Dienstag, 22. Oktober 2019

Montag - Sportlich, sportlich!

Um es zusammenzufassen... es war ein sehr aktiver, langer Tag. Und... schee war's (wie nicht anders zu erwarten, oder? *zwinker*). Doch fangen wir am Anfang an *läßt tag revue passieren*

Wir kamen ja in *sprich* Pettrovaz erst mittags los. Verdeck offen, Haare auch, Drei Wetter Taft und meinen Strohhut auf, eingecremt. Los ging's.
Ein leichtes Frühstück im Hotel, Euch geschrieben und ab ging's in die Kaffeerösterei nach Ulcinj zu Ylka (behaupte ich jetzt einfach mal, kann nicht für die Schreibweise garantieren) und ihrer Familie, Mann, Bruder, Kinder, ein Mitarbeiter. Ein schlichtes Gebäude, im Aufbau, bzw. Ausbau befindlich. Obendrüber sind drei Büros. Ylka hat die Rösterei vererbt bekommen von ihrem Schwiegervater und obwohl sie Kosovo-Albanerin ist, hat sie dort vorher gewohnt. Sie sind jetzt umgezogen und haben dort nur noch ihren Arbeitsplatz/die Firma.

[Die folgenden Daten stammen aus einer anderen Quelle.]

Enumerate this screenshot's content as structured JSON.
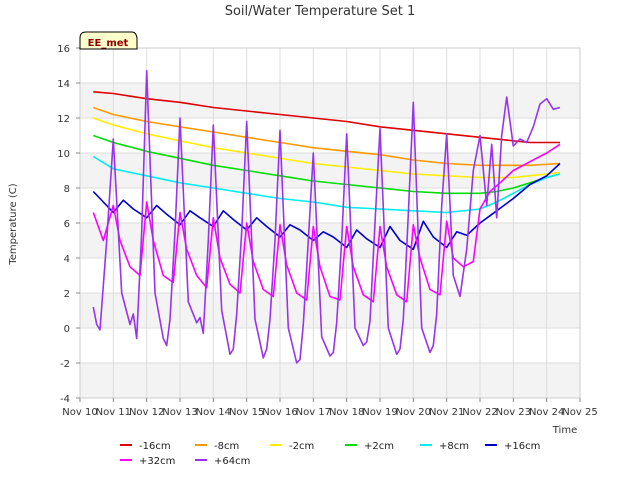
{
  "chart_data": {
    "type": "line",
    "title": "Soil/Water Temperature Set 1",
    "xlabel": "Time",
    "ylabel": "Temperature (C)",
    "badge": "EE_met",
    "xlim": [
      10,
      25
    ],
    "ylim": [
      -4,
      16
    ],
    "xticks": [
      {
        "v": 10,
        "label": "Nov 10"
      },
      {
        "v": 11,
        "label": "Nov 11"
      },
      {
        "v": 12,
        "label": "Nov 12"
      },
      {
        "v": 13,
        "label": "Nov 13"
      },
      {
        "v": 14,
        "label": "Nov 14"
      },
      {
        "v": 15,
        "label": "Nov 15"
      },
      {
        "v": 16,
        "label": "Nov 16"
      },
      {
        "v": 17,
        "label": "Nov 17"
      },
      {
        "v": 18,
        "label": "Nov 18"
      },
      {
        "v": 19,
        "label": "Nov 19"
      },
      {
        "v": 20,
        "label": "Nov 20"
      },
      {
        "v": 21,
        "label": "Nov 21"
      },
      {
        "v": 22,
        "label": "Nov 22"
      },
      {
        "v": 23,
        "label": "Nov 23"
      },
      {
        "v": 24,
        "label": "Nov 24"
      },
      {
        "v": 25,
        "label": "Nov 25"
      }
    ],
    "yticks": [
      {
        "v": -4,
        "label": "-4"
      },
      {
        "v": -2,
        "label": "-2"
      },
      {
        "v": 0,
        "label": "0"
      },
      {
        "v": 2,
        "label": "2"
      },
      {
        "v": 4,
        "label": "4"
      },
      {
        "v": 6,
        "label": "6"
      },
      {
        "v": 8,
        "label": "8"
      },
      {
        "v": 10,
        "label": "10"
      },
      {
        "v": 12,
        "label": "12"
      },
      {
        "v": 14,
        "label": "14"
      },
      {
        "v": 16,
        "label": "16"
      }
    ],
    "grid": true,
    "legend_position": "bottom",
    "series": [
      {
        "name": "-16cm",
        "color": "#dd0000",
        "x": [
          10.4,
          11,
          12,
          13,
          14,
          15,
          16,
          17,
          18,
          19,
          20,
          21,
          22,
          23,
          23.5,
          24.4
        ],
        "y": [
          13.5,
          13.4,
          13.1,
          12.9,
          12.6,
          12.4,
          12.2,
          12.0,
          11.8,
          11.5,
          11.3,
          11.1,
          10.9,
          10.7,
          10.6,
          10.6
        ]
      },
      {
        "name": "-8cm",
        "color": "#ff9900",
        "x": [
          10.4,
          11,
          12,
          13,
          14,
          15,
          16,
          17,
          18,
          19,
          20,
          21,
          22,
          23,
          23.5,
          24.4
        ],
        "y": [
          12.6,
          12.2,
          11.8,
          11.5,
          11.2,
          10.9,
          10.6,
          10.3,
          10.1,
          9.9,
          9.6,
          9.4,
          9.3,
          9.3,
          9.3,
          9.4
        ]
      },
      {
        "name": "-2cm",
        "color": "#ffee00",
        "x": [
          10.4,
          11,
          12,
          13,
          14,
          15,
          16,
          17,
          18,
          19,
          20,
          21,
          22,
          22.5,
          23,
          23.5,
          24,
          24.4
        ],
        "y": [
          12.0,
          11.6,
          11.1,
          10.7,
          10.3,
          10.0,
          9.7,
          9.4,
          9.2,
          9.0,
          8.8,
          8.7,
          8.6,
          8.6,
          8.6,
          8.7,
          8.8,
          8.9
        ]
      },
      {
        "name": "+2cm",
        "color": "#00dd00",
        "x": [
          10.4,
          11,
          12,
          13,
          14,
          15,
          16,
          17,
          18,
          19,
          20,
          21,
          22,
          22.5,
          23,
          23.5,
          24,
          24.4
        ],
        "y": [
          11.0,
          10.6,
          10.1,
          9.7,
          9.3,
          9.0,
          8.7,
          8.4,
          8.2,
          8.0,
          7.8,
          7.7,
          7.7,
          7.8,
          8.0,
          8.3,
          8.6,
          8.8
        ]
      },
      {
        "name": "+8cm",
        "color": "#00eeee",
        "x": [
          10.4,
          11,
          12,
          13,
          14,
          15,
          16,
          17,
          18,
          19,
          20,
          21,
          22,
          22.5,
          23,
          23.5,
          24,
          24.4
        ],
        "y": [
          9.8,
          9.1,
          8.7,
          8.3,
          8.0,
          7.7,
          7.4,
          7.2,
          6.9,
          6.8,
          6.7,
          6.6,
          6.8,
          7.2,
          7.7,
          8.2,
          8.6,
          8.8
        ]
      },
      {
        "name": "+16cm",
        "color": "#0000cc",
        "x": [
          10.4,
          10.7,
          11.0,
          11.3,
          11.6,
          12.0,
          12.3,
          12.6,
          13.0,
          13.3,
          13.6,
          14.0,
          14.3,
          14.6,
          15.0,
          15.3,
          15.6,
          16.0,
          16.3,
          16.6,
          17.0,
          17.3,
          17.6,
          18.0,
          18.3,
          18.6,
          19.0,
          19.3,
          19.6,
          20.0,
          20.3,
          20.6,
          21.0,
          21.3,
          21.6,
          22.0,
          22.5,
          23.0,
          23.5,
          24.0,
          24.4
        ],
        "y": [
          7.8,
          7.2,
          6.6,
          7.3,
          6.8,
          6.3,
          7.0,
          6.5,
          5.9,
          6.7,
          6.3,
          5.8,
          6.7,
          6.2,
          5.6,
          6.3,
          5.8,
          5.2,
          5.9,
          5.6,
          5.0,
          5.5,
          5.2,
          4.6,
          5.6,
          5.1,
          4.6,
          5.8,
          5.0,
          4.5,
          6.1,
          5.2,
          4.6,
          5.5,
          5.3,
          6.0,
          6.7,
          7.4,
          8.2,
          8.7,
          9.4
        ]
      },
      {
        "name": "+32cm",
        "color": "#ff00ff",
        "x": [
          10.4,
          10.7,
          11.0,
          11.2,
          11.5,
          11.8,
          12.0,
          12.2,
          12.5,
          12.8,
          13.0,
          13.2,
          13.5,
          13.8,
          14.0,
          14.2,
          14.5,
          14.8,
          15.0,
          15.2,
          15.5,
          15.8,
          16.0,
          16.2,
          16.5,
          16.8,
          17.0,
          17.2,
          17.5,
          17.8,
          18.0,
          18.2,
          18.5,
          18.8,
          19.0,
          19.2,
          19.5,
          19.8,
          20.0,
          20.2,
          20.5,
          20.8,
          21.0,
          21.2,
          21.5,
          21.8,
          22.0,
          22.3,
          22.6,
          23.0,
          23.5,
          24.0,
          24.4
        ],
        "y": [
          6.6,
          5.0,
          7.0,
          5.0,
          3.5,
          3.0,
          7.2,
          5.0,
          3.0,
          2.6,
          6.6,
          4.5,
          3.0,
          2.3,
          6.3,
          4.0,
          2.5,
          2.0,
          6.0,
          3.8,
          2.2,
          1.8,
          5.9,
          3.6,
          2.0,
          1.6,
          5.8,
          3.5,
          1.8,
          1.6,
          5.8,
          3.5,
          1.9,
          1.5,
          5.8,
          3.5,
          1.9,
          1.5,
          5.9,
          4.0,
          2.2,
          1.9,
          6.1,
          4.0,
          3.5,
          3.8,
          6.8,
          7.8,
          8.3,
          9.0,
          9.5,
          10.0,
          10.5
        ]
      },
      {
        "name": "+64cm",
        "color": "#9933ee",
        "x": [
          10.4,
          10.5,
          10.6,
          10.8,
          11.0,
          11.25,
          11.5,
          11.6,
          11.7,
          11.85,
          12.0,
          12.25,
          12.5,
          12.6,
          12.7,
          12.85,
          13.0,
          13.25,
          13.5,
          13.6,
          13.7,
          13.85,
          14.0,
          14.25,
          14.5,
          14.6,
          14.7,
          14.85,
          15.0,
          15.25,
          15.5,
          15.6,
          15.7,
          15.85,
          16.0,
          16.25,
          16.5,
          16.6,
          16.7,
          16.85,
          17.0,
          17.25,
          17.5,
          17.6,
          17.7,
          17.85,
          18.0,
          18.25,
          18.5,
          18.6,
          18.7,
          18.85,
          19.0,
          19.25,
          19.5,
          19.6,
          19.7,
          19.85,
          20.0,
          20.25,
          20.5,
          20.6,
          20.7,
          20.85,
          21.0,
          21.2,
          21.4,
          21.6,
          21.8,
          22.0,
          22.2,
          22.35,
          22.5,
          22.65,
          22.8,
          23.0,
          23.2,
          23.4,
          23.6,
          23.8,
          24.0,
          24.2,
          24.4
        ],
        "y": [
          1.2,
          0.2,
          -0.1,
          5.0,
          10.8,
          2.0,
          0.2,
          0.8,
          -0.6,
          5.5,
          14.7,
          2.0,
          -0.6,
          -1.0,
          0.5,
          5.5,
          12.0,
          1.5,
          0.3,
          0.6,
          -0.3,
          5.0,
          11.6,
          1.0,
          -1.5,
          -1.2,
          0.8,
          5.5,
          11.8,
          0.5,
          -1.7,
          -1.2,
          0.5,
          5.0,
          11.3,
          0.0,
          -2.0,
          -1.8,
          0.2,
          5.0,
          10.0,
          -0.5,
          -1.6,
          -1.4,
          0.3,
          5.0,
          11.1,
          0.0,
          -1.0,
          -0.8,
          0.4,
          6.0,
          11.4,
          0.0,
          -1.5,
          -1.2,
          0.5,
          6.5,
          12.9,
          0.0,
          -1.4,
          -1.0,
          0.8,
          7.0,
          11.1,
          3.0,
          1.8,
          4.5,
          9.0,
          11.0,
          7.0,
          10.5,
          6.3,
          11.0,
          13.2,
          10.4,
          10.8,
          10.6,
          11.5,
          12.8,
          13.1,
          12.5,
          12.6
        ]
      }
    ]
  }
}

Woher ich das weiß? Die Besitzerin ist nicht nur gut mit Michael bekannt, sondern kann auch noch fließend deutsch, etwas englisch, auch der Rest der Familie.

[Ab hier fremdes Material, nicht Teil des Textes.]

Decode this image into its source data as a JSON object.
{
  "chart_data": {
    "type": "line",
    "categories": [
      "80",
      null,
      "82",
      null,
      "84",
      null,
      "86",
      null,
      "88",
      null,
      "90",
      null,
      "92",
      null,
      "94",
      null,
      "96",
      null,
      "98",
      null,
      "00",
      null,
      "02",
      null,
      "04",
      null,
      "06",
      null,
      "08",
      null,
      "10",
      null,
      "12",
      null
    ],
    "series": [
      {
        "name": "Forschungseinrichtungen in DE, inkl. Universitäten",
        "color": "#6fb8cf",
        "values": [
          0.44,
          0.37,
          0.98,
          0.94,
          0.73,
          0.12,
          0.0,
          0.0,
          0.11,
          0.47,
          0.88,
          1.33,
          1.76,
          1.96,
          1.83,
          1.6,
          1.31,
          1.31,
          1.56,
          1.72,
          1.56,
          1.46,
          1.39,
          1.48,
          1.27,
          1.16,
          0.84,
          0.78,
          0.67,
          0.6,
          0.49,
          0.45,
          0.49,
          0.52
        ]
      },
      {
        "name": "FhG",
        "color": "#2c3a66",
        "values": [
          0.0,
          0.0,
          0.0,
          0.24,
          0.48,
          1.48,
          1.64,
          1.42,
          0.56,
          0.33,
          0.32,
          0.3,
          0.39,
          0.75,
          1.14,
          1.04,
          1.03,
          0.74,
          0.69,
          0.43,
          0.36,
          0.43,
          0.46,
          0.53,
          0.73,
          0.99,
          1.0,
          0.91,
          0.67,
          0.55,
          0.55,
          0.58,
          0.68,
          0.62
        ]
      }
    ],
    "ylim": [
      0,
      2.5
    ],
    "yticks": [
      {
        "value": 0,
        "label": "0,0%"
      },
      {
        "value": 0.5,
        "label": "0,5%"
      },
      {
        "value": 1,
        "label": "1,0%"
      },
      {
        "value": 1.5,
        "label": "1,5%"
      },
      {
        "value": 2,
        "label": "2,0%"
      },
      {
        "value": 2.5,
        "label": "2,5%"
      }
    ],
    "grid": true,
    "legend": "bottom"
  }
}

Wir wurden wunderbar bewirtet mit türkischem Kaffee und Süßem als Beilage. Du meine Güte, war dieser Kaffee gut!!! Und das von mir *erstaunt*! Bappsüß, schwarz, sehr lecker. Wir haben uns angeschaut wie geröstet und abgepackt wird, wie die original Verpackungen aussehen, denn der Kaffee kommt aus Brasilien und wird hier als 




vermarktet. Wir haben aufgestockt, für Pavo vom Kegelverein und seine Gaststätte und natürlich auch für uns. Was für ein unterhaltsamer Nachmittag, an dem wir von Ylka und ihrem Bruder etliche Ausflugstips bekamen. Einen davon haben wir später gleich umgesetzt und unsere Pläne ein wenig über den Haufen geworfen, doch nur zu unserem Besten, glaubt mir.

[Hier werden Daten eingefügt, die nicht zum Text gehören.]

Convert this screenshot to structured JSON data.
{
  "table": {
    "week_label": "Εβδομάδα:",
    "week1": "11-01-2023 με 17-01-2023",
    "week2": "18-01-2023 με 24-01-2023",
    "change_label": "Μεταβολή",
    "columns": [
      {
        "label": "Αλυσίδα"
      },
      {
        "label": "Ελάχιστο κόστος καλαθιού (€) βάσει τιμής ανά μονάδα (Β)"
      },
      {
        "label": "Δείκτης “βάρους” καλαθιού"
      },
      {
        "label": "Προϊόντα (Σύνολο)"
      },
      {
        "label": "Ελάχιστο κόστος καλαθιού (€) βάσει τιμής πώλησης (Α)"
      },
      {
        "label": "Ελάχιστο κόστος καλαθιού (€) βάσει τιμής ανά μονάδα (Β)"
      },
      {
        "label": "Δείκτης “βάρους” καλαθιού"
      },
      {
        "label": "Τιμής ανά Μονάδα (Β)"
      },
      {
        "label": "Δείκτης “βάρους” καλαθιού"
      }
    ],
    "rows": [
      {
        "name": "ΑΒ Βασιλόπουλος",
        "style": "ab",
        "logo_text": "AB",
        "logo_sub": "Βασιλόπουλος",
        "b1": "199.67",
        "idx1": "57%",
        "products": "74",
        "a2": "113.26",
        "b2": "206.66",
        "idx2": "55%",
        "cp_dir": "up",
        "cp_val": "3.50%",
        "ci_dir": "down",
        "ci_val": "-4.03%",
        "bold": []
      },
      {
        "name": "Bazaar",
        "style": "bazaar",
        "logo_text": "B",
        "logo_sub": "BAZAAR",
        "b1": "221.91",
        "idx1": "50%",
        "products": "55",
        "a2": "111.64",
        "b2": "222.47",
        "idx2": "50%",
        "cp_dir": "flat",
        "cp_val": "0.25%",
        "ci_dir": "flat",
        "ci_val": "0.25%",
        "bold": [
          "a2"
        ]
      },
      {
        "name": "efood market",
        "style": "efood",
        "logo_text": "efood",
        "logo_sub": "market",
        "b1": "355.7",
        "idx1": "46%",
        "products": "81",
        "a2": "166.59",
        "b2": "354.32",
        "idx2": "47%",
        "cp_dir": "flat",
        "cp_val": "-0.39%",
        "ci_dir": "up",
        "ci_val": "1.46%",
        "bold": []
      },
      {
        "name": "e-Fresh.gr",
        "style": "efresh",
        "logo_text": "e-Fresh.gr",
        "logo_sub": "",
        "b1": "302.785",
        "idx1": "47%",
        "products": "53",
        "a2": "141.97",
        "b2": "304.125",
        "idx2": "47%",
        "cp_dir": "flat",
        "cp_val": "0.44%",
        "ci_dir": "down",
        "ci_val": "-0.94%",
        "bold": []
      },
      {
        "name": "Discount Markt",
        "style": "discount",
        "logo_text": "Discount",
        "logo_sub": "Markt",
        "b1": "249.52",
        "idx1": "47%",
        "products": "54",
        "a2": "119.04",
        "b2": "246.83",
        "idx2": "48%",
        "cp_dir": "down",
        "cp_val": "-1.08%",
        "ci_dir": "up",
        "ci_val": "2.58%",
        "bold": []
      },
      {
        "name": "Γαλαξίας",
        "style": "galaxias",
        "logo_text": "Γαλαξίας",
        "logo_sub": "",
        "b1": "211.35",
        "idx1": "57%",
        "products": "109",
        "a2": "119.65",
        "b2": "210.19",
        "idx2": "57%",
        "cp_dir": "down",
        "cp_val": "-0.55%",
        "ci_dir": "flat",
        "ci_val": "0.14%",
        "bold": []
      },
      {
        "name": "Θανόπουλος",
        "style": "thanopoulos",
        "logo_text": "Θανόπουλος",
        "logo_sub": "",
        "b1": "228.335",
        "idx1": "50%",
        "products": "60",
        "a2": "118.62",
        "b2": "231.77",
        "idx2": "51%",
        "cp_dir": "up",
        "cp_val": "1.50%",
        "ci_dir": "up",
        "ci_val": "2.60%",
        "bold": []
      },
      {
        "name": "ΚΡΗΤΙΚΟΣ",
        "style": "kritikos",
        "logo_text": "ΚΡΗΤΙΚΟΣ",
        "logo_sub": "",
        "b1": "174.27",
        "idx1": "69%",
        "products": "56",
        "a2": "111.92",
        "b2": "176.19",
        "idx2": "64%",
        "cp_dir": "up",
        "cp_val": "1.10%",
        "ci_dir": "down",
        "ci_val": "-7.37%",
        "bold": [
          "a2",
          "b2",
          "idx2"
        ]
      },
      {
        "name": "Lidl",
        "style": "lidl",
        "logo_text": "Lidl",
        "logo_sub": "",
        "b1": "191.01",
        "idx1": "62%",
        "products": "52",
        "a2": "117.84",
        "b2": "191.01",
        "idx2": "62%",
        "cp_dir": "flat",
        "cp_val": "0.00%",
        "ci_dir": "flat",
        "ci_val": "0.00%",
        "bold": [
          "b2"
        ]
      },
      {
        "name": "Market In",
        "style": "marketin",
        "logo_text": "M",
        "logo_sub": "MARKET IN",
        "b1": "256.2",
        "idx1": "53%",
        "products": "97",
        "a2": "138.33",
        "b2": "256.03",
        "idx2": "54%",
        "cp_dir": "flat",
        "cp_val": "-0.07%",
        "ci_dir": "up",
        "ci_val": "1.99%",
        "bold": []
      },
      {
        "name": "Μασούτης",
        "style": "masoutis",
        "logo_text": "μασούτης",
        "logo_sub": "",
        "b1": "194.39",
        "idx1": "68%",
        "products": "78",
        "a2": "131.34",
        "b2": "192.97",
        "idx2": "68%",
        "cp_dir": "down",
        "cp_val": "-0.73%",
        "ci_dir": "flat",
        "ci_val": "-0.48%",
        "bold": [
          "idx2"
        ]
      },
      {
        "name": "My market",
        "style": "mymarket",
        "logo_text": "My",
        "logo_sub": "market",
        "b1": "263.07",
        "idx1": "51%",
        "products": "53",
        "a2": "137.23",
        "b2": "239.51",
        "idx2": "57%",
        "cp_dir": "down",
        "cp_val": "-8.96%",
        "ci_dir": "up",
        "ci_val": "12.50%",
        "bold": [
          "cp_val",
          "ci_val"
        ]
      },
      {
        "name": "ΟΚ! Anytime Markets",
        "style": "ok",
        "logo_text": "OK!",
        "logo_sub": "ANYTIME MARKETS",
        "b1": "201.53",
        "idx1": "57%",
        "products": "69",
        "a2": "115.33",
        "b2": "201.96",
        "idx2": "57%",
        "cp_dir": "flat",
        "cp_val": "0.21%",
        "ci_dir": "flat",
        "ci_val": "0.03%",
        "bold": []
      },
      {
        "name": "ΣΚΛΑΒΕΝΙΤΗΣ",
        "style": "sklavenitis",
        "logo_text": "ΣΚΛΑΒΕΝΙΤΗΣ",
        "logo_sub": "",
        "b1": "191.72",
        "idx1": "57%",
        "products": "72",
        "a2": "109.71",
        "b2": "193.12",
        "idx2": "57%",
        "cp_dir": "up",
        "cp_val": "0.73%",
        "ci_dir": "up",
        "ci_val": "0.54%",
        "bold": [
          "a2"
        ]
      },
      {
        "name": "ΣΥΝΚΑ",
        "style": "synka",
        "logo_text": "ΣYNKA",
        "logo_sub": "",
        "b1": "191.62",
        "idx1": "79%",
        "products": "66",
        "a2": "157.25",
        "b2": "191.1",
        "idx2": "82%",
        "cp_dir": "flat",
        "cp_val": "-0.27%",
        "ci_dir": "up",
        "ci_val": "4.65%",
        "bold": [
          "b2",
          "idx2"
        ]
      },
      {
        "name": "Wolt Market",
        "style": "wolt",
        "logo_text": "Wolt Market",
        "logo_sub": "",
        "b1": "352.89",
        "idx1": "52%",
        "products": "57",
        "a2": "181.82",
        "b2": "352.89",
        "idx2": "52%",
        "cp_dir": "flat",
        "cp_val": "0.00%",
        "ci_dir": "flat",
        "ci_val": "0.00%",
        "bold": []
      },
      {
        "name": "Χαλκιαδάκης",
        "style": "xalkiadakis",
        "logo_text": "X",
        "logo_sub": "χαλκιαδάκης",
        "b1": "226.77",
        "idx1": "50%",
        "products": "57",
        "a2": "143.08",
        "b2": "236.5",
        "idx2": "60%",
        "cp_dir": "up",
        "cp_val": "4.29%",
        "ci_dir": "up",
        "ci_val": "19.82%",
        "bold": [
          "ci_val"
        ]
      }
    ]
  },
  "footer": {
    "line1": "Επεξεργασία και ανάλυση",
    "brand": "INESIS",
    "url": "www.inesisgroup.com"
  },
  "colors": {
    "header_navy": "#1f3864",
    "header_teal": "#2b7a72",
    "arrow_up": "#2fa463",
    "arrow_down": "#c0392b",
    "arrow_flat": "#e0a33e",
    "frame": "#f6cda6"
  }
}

Ich liebe Einheimische. So muß Urlaub. Da kommst du an Orte, die Du sonst nicht sehen würdest. Wieder einmal ein herzliches Danke an Michael, an Deine Empfehlung Ylka überhaupt erst zu besuchen. Wir können sie auch nur weiterempfehlen. Und ihren Kaffee natürlich. Und die Rösterei.








Mit unserem neu erworbenen Wissen sind wir dann gleich nach Ada Bojana an den Strand gedüst. JA, Karin, Regina war im Mittelmeer schwimmen, so richtig, bis zum Hals. Kalt war's, 20°C Wassertemperatur, oder knapp drunter, aber machbar. Mir ist das Herz nicht stehengeblieben und ich hatte meinen höchstprivaten Stolper-Verhinderungs-Experten 'an der Hand', bzw. er mich. Herrlich. Tolle Gegend.






So abgekühlt, es waren wieder warme 25 Grad den ganzen Tag über, machten wir uns auf den Weg zur Saline, weil wir Flamingos sehen wollten. Die Hoffnung stirbt ja bekanntlich zuletzt. Um es abzukürzen, die Saline ist nicht mehr in Betrieb, es läuft aber eine Petition zum Erhalt und Pflege dieses Areals. Ein Anfang ist gemacht. Man kann Mountainbikes kostenlos ausleihen und die sehr weitläufige Anlage abradeln. Was wir natürlich getan haben.
Manko: sehr schlechter Zustand der Räder, die sollten wirklich gewartet werden! Und mein Manko: diese Frau hat einfach einen zu breiten Hintern für einen Sportsattel. Mannomann tat das weh. ABER: ich hab's durchgezogen und sah dabei sogar relativ sportlich aus. Fazit: der Bopos tut mer scho arg weh.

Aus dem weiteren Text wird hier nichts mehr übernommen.